La Agencia Nacional de Aviación Civil de Brasil constató que Flybondi había cancelado el 79% de sus vuelos en ese país entre el 1 y el 27 de julio. Ante este incumplimiento, el organismo tomó acciones cautelares.
Brasil limitó la venta de pasajes a destinos como Florianópolis, Maceió y Salvador, y restringió a la empresa de expandir su red dentro del país, además de intervenir en la ruta Buenos Aires-Río de Janeiro.
La decisión se justificó como una medida frente a los indicios de “deterioro de la capacidad operacional” de Flybondi y el riesgo que esto representa para los pasajeros.
En Argentina, sin embargo, la postura ha sido diferente.
La ANAC argentina impuso sanciones pero no detuvo operaciones
La Administración Nacional de Aviación Civil de Argentina ya había emitido actas de infracción por cancelaciones sin previo aviso y reclamos de pasajeros desde principios de 2026.
Frente al agravamiento de la situación, el organismo exigió un plan de acción a la aerolínea.
Tras su análisis, la ANAC concluyó que Flybondi cumplía con los requisitos de seguridad operacional, lo que no dio motivos para restringir su operación aérea.
Sin embargo, es fundamental aclarar que tener aviones en condiciones seguras no implica que la compañía esté brindando un servicio regular o que su salud financiera sea sólida.
El verdadero desafío es que, mientras una aerolínea puede estar habilitada para volar, puede también estar cancelando numerosos vuelos y acumulando deudas.
El concepto de low cost no implica volar sin restricciones
Desde su llegada al mercado argentino en 2018, Flybondi prometió democratizar el acceso al vuelo mediante tarifas más bajas. Su modelo low cost se basa en la reducción de costos y la oferta de servicios adicionales, con una estructura más austera que las aerolíneas tradicionales.
Sin embargo, low cost no implica low service, ni la ausencia total de servicio.
Comprar un pasaje no debe ser considerado como una apuesta.
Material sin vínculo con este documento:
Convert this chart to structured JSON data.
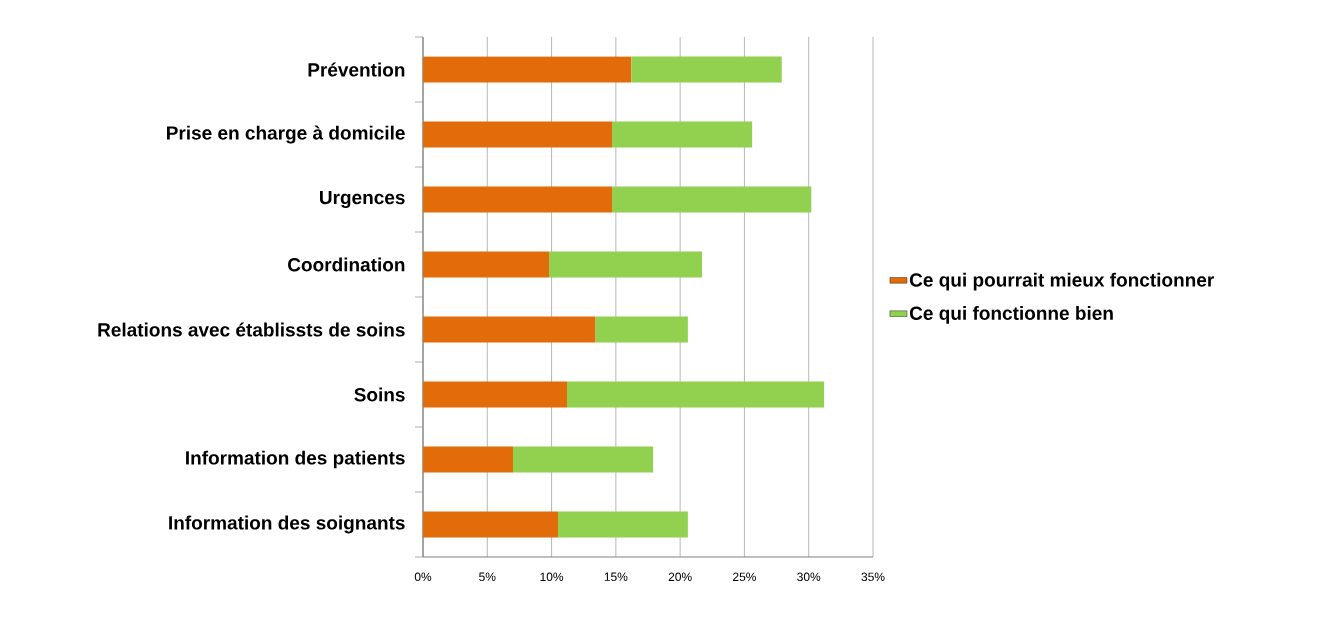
{
  "chart_data": {
    "type": "bar",
    "orientation": "horizontal",
    "stacked": true,
    "categories": [
      "Prévention",
      "Prise en charge à domicile",
      "Urgences",
      "Coordination",
      "Relations avec établissts de soins",
      "Soins",
      "Information des patients",
      "Information des soignants"
    ],
    "series": [
      {
        "name": "Ce qui pourrait mieux fonctionner",
        "color": "#e36c0a",
        "values": [
          16.2,
          14.7,
          14.7,
          9.8,
          13.4,
          11.2,
          7.0,
          10.5
        ]
      },
      {
        "name": "Ce qui fonctionne bien",
        "color": "#92d050",
        "values": [
          11.7,
          10.9,
          15.5,
          11.9,
          7.2,
          20.0,
          10.9,
          10.1
        ]
      }
    ],
    "xlim": [
      0,
      35
    ],
    "xticks": [
      {
        "value": 0,
        "label": "0%"
      },
      {
        "value": 5,
        "label": "5%"
      },
      {
        "value": 10,
        "label": "10%"
      },
      {
        "value": 15,
        "label": "15%"
      },
      {
        "value": 20,
        "label": "20%"
      },
      {
        "value": 25,
        "label": "25%"
      },
      {
        "value": 30,
        "label": "30%"
      },
      {
        "value": 35,
        "label": "35%"
      }
    ],
    "grid": "x",
    "legend": "right"
  }
}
Es un contrato por el cual una empresa cobra para llevar a los pasajeros a un destino específico.
Cuando las cancelaciones se convierten en la norma, el problema trasciende una simple demora.
Cuando miles de pasajeros que han pagado por sus vuelos ven cómo estos son cancelados, empleados luchan por sus salarios, exempleados esperan indemnizaciones y proveedores endurecen sus condiciones, ya no se puede atribuir todo a dificultades operativas.
La crisis de Flybondi abre un debate más profundo sobre hasta qué punto se debe permitir a una empresa seguir captando dinero de nuevos pasajeros cuando su capacidad de cumplir con los vuelos es cuestionable.
Y, especialmente, quién asume el costo si finalmente no puede cumplir con lo prometido.
Mientras empresarios, accionistas y organismos regulatorios discuten planes de acción y reestructuraciones, los pasajeros suelen quedar relegados.
Con una creciente cantidad de situaciones acumuladas, la pregunta ya no debería ser solo qué sucede con Flybondi.
La cuestión es quién protege a aquellos que siguen comprando pasajes.